4-Anti-inflammatory meds

  • Study comparing the anti-inflammatory medication, mesalamine, with the antibiotic, rifaximin, found significantly reduced symptoms after 6-12 months with mesalamine.

Role of surgery

  • Current indications: Sepsis and peritonitis on presentation, or failure to improve with medical therapy or percutaneous drainage.

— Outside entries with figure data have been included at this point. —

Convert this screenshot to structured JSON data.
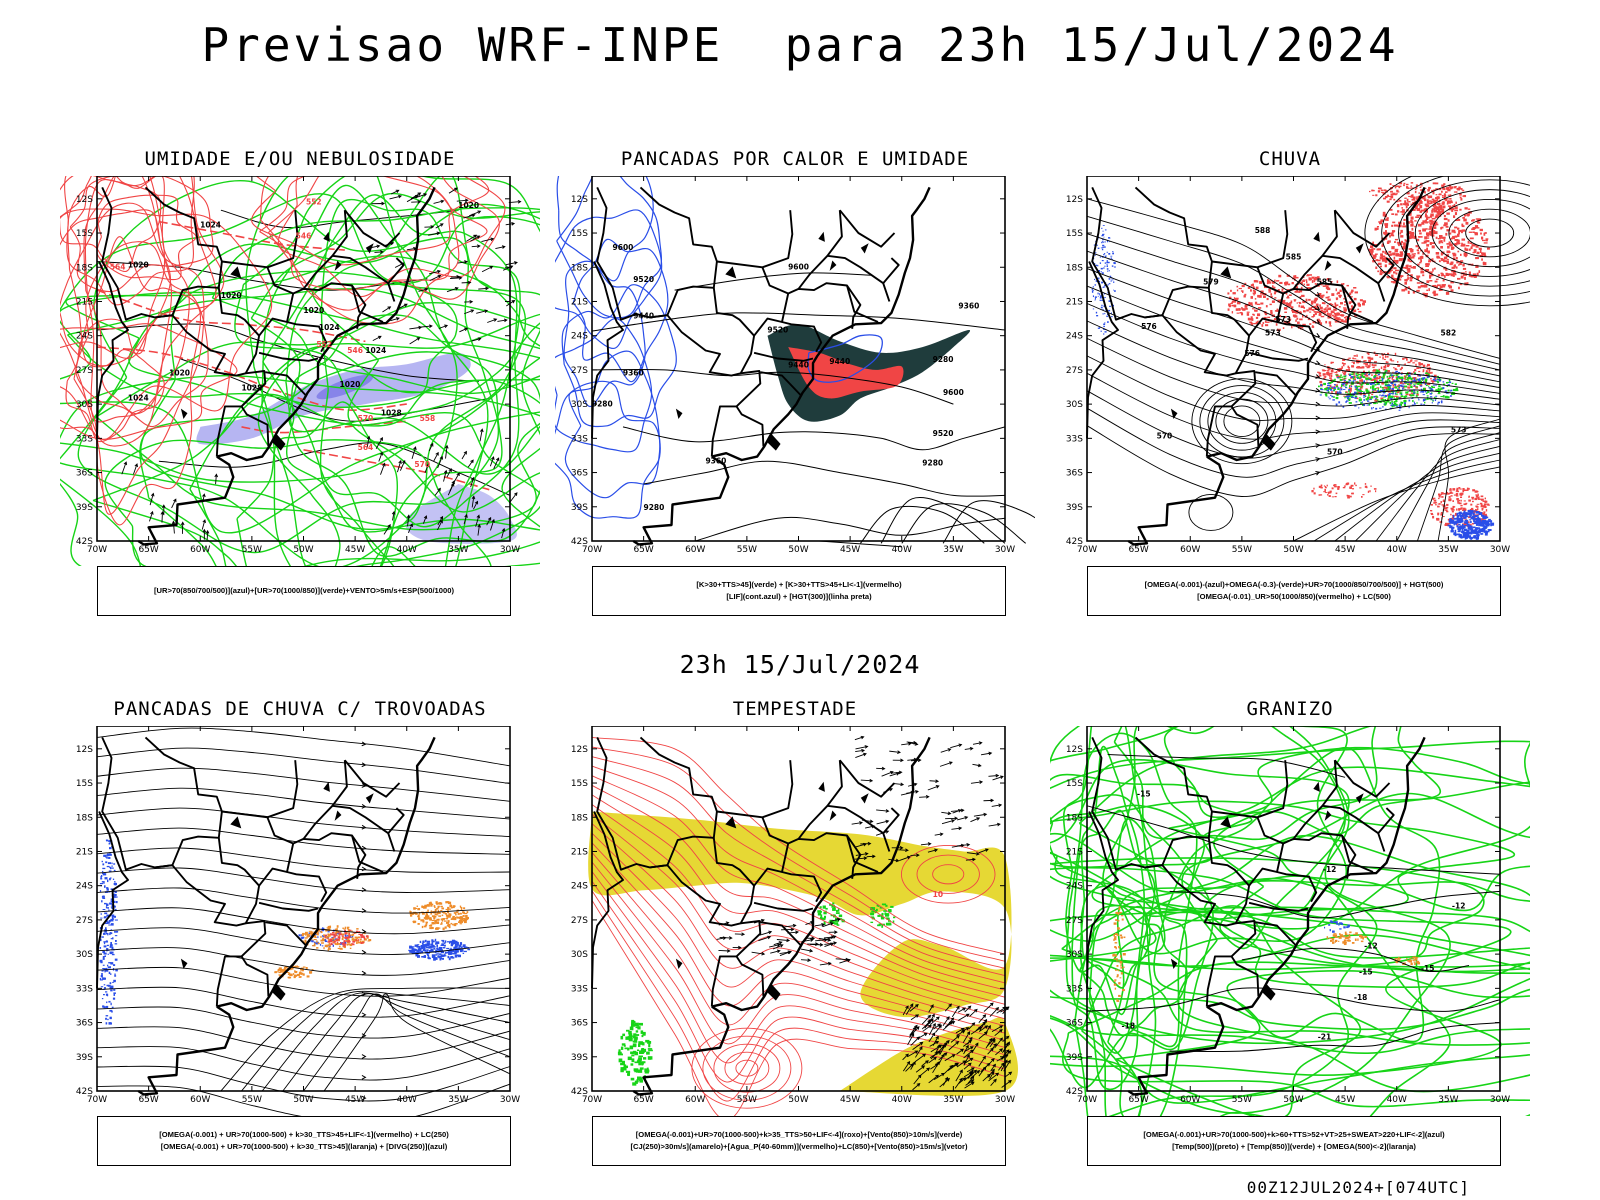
{
  "title": "Previsao WRF-INPE  para 23h 15/Jul/2024",
  "subtitle": "23h 15/Jul/2024",
  "footer": "00Z12JUL2024+[074UTC]",
  "axes": {
    "lat_labels": [
      "12S",
      "15S",
      "18S",
      "21S",
      "24S",
      "27S",
      "30S",
      "33S",
      "36S",
      "39S",
      "42S"
    ],
    "lon_labels": [
      "70W",
      "65W",
      "60W",
      "55W",
      "50W",
      "45W",
      "40W",
      "35W",
      "30W"
    ]
  },
  "colors": {
    "blue": "#2a4ee8",
    "green": "#17d417",
    "red": "#f04545",
    "orange": "#ee8c2a",
    "yellow": "#e6d834",
    "darkteal": "#1f3c3c",
    "lavender": "#a9a8f0"
  },
  "panels": [
    {
      "id": "umidade",
      "title": "UMIDADE E/OU NEBULOSIDADE",
      "legend": [
        "[UR>70(850/700/500)](azul)+[UR>70(1000/850)](verde)+VENTO>5m/s+ESP(500/1000)"
      ],
      "contour_labels": [
        "1020",
        "1024",
        "1020",
        "1020",
        "1020",
        "1024",
        "1024",
        "1020",
        "1024",
        "1028",
        "1020",
        "1028",
        "570",
        "570",
        "564",
        "558",
        "552",
        "546",
        "564",
        "552",
        "546"
      ]
    },
    {
      "id": "pancadas-calor",
      "title": "PANCADAS POR CALOR E UMIDADE",
      "legend": [
        "[K>30+TTS>45](verde) + [K>30+TTS>45+LI<-1](vermelho)",
        "[LIF](cont.azul) + [HGT(300)](linha preta)"
      ],
      "contour_labels": [
        "9600",
        "9520",
        "9440",
        "9360",
        "9280",
        "9600",
        "9520",
        "9440",
        "9360",
        "9280",
        "9600",
        "9520",
        "9440",
        "9360",
        "9280",
        "9280"
      ]
    },
    {
      "id": "chuva",
      "title": "CHUVA",
      "legend": [
        "[OMEGA(-0.001)-(azul)+OMEGA(-0.3)-(verde)+UR>70(1000/850/700/500)] + HGT(500)",
        "[OMEGA(-0.01)_UR>50(1000/850)(vermelho) + LC(500)"
      ],
      "contour_labels": [
        "585",
        "579",
        "576",
        "573",
        "570",
        "573",
        "576",
        "573",
        "570",
        "582",
        "585",
        "588"
      ]
    },
    {
      "id": "trovoadas",
      "title": "PANCADAS DE CHUVA C/ TROVOADAS",
      "legend": [
        "[OMEGA(-0.001) + UR>70(1000-500) + k>30_TTS>45+LIF<-1](vermelho) + LC(250)",
        "[OMEGA(-0.001) + UR>70(1000-500) + k>30_TTS>45](laranja) + [DIVG(250)](azul)"
      ],
      "contour_labels": []
    },
    {
      "id": "tempestade",
      "title": "TEMPESTADE",
      "legend": [
        "[OMEGA(-0.001)+UR>70(1000-500)+k>35_TTS>50+LIF<-4](roxo)+[Vento(850)>10m/s](verde)",
        "[CJ(250)>30m/s](amarelo)+[Agua_P(40-60mm)](vermelho)+LC(850)+[Vento(850)>15m/s](vetor)"
      ],
      "contour_labels": [
        "10"
      ]
    },
    {
      "id": "granizo",
      "title": "GRANIZO",
      "legend": [
        "[OMEGA(-0.001)+UR>70(1000-500)+k>60+TTS>52+VT>25+SWEAT>220+LIF<-2](azul)",
        "[Temp(500)](preto) + [Temp(850)](verde) + [OMEGA(500)<-2](laranja)"
      ],
      "contour_labels": [
        "-15",
        "-12",
        "-12",
        "-12",
        "-15",
        "-15",
        "-18",
        "-18",
        "-21"
      ]
    }
  ]
}
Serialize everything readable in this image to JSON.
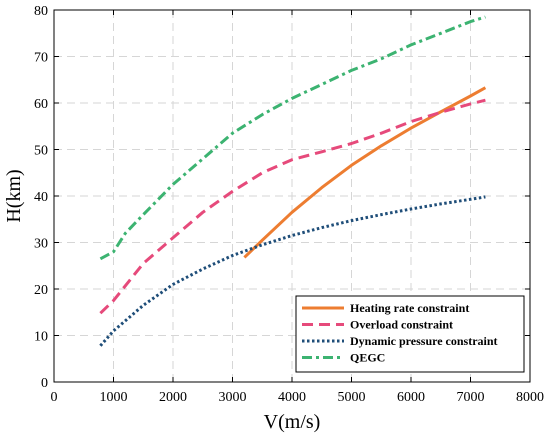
{
  "chart_data": {
    "type": "line",
    "xlabel": "V(m/s)",
    "ylabel": "H(km)",
    "xlim": [
      0,
      8000
    ],
    "ylim": [
      0,
      80
    ],
    "xticks": [
      0,
      1000,
      2000,
      3000,
      4000,
      5000,
      6000,
      7000,
      8000
    ],
    "yticks": [
      0,
      10,
      20,
      30,
      40,
      50,
      60,
      70,
      80
    ],
    "grid": true,
    "legend_position": "bottom-right",
    "series": [
      {
        "name": "Heating rate constraint",
        "color": "#ED7D31",
        "style": "solid",
        "points": [
          [
            3200,
            26.8
          ],
          [
            3500,
            30.5
          ],
          [
            4000,
            36.5
          ],
          [
            4500,
            41.8
          ],
          [
            5000,
            46.6
          ],
          [
            5500,
            50.8
          ],
          [
            6000,
            54.6
          ],
          [
            6500,
            58.1
          ],
          [
            7000,
            61.5
          ],
          [
            7250,
            63.3
          ]
        ]
      },
      {
        "name": "Overload constraint",
        "color": "#E64A7B",
        "style": "dashed",
        "points": [
          [
            780,
            14.8
          ],
          [
            1000,
            17.5
          ],
          [
            1500,
            25.5
          ],
          [
            2000,
            31.0
          ],
          [
            2500,
            36.5
          ],
          [
            3000,
            41.0
          ],
          [
            3500,
            45.0
          ],
          [
            4000,
            47.8
          ],
          [
            4500,
            49.5
          ],
          [
            5000,
            51.3
          ],
          [
            5500,
            53.5
          ],
          [
            6000,
            56.0
          ],
          [
            6500,
            58.0
          ],
          [
            7000,
            59.8
          ],
          [
            7250,
            60.6
          ]
        ]
      },
      {
        "name": "Dynamic pressure constraint",
        "color": "#1F4E79",
        "style": "dotted",
        "points": [
          [
            780,
            7.8
          ],
          [
            1000,
            11.0
          ],
          [
            1500,
            16.5
          ],
          [
            2000,
            21.0
          ],
          [
            2500,
            24.3
          ],
          [
            3000,
            27.2
          ],
          [
            3500,
            29.5
          ],
          [
            4000,
            31.5
          ],
          [
            4500,
            33.2
          ],
          [
            5000,
            34.7
          ],
          [
            5500,
            36.0
          ],
          [
            6000,
            37.2
          ],
          [
            6500,
            38.3
          ],
          [
            7000,
            39.3
          ],
          [
            7250,
            39.8
          ]
        ]
      },
      {
        "name": "QEGC",
        "color": "#3CB371",
        "style": "dashdot",
        "points": [
          [
            780,
            26.5
          ],
          [
            1000,
            28.0
          ],
          [
            1200,
            32.0
          ],
          [
            1500,
            36.0
          ],
          [
            2000,
            42.5
          ],
          [
            2500,
            48.0
          ],
          [
            3000,
            53.5
          ],
          [
            3500,
            57.5
          ],
          [
            4000,
            61.0
          ],
          [
            4500,
            64.0
          ],
          [
            5000,
            67.0
          ],
          [
            5500,
            69.5
          ],
          [
            6000,
            72.5
          ],
          [
            6500,
            75.0
          ],
          [
            7000,
            77.5
          ],
          [
            7250,
            78.5
          ]
        ]
      }
    ]
  }
}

Often done in patients with recurrence to prevent complications or emergent surgery.
  • Recurrent diverticulitis – Questioning the need for surgery:
    • Complicated recurrence in only 5% who recovered from uncomplicated diverticulitis
    • Risk of future emergent surgery after uncomplicated diverticulitis was only 4-7%
    • Multiple recurrences did not increase risk of major complications
    • Complications most commonly during first episode
    • 5-25% of patients who underwent surgery had recurrent/unresolved symptoms afterwards anyway
    • Surgery can miss the location of future episodes

Conclusions

  • Recent studies suggest a lesser role for aggressive antibiotic and surgical treatments in diverticulitis, and newer treatments such as anti-inflammatory medications (mesalamine) and perhaps probiotics have shown some benefit. However, future research is needed in this area to change the current dogma.

References

  1. Morris AM, Regenbogen SE, Hardiman KM, Hendren S. Sigmoid diverticulitis: a systematic review. JAMA Surg. 2014;311:287–297.

5 thoughts on “Diverticulitis: Questioning Current Practice”

  1. You are gambling big time if you don’t start a patient on antibiotics. Differentiation between complicated and uncomplicated is a judgement call. CT will not always clearly identify microperforation. And I would dispute that recurrence is rare as well as benign. I think this review down plays this disease. It is dangerous to not fully respect this entity.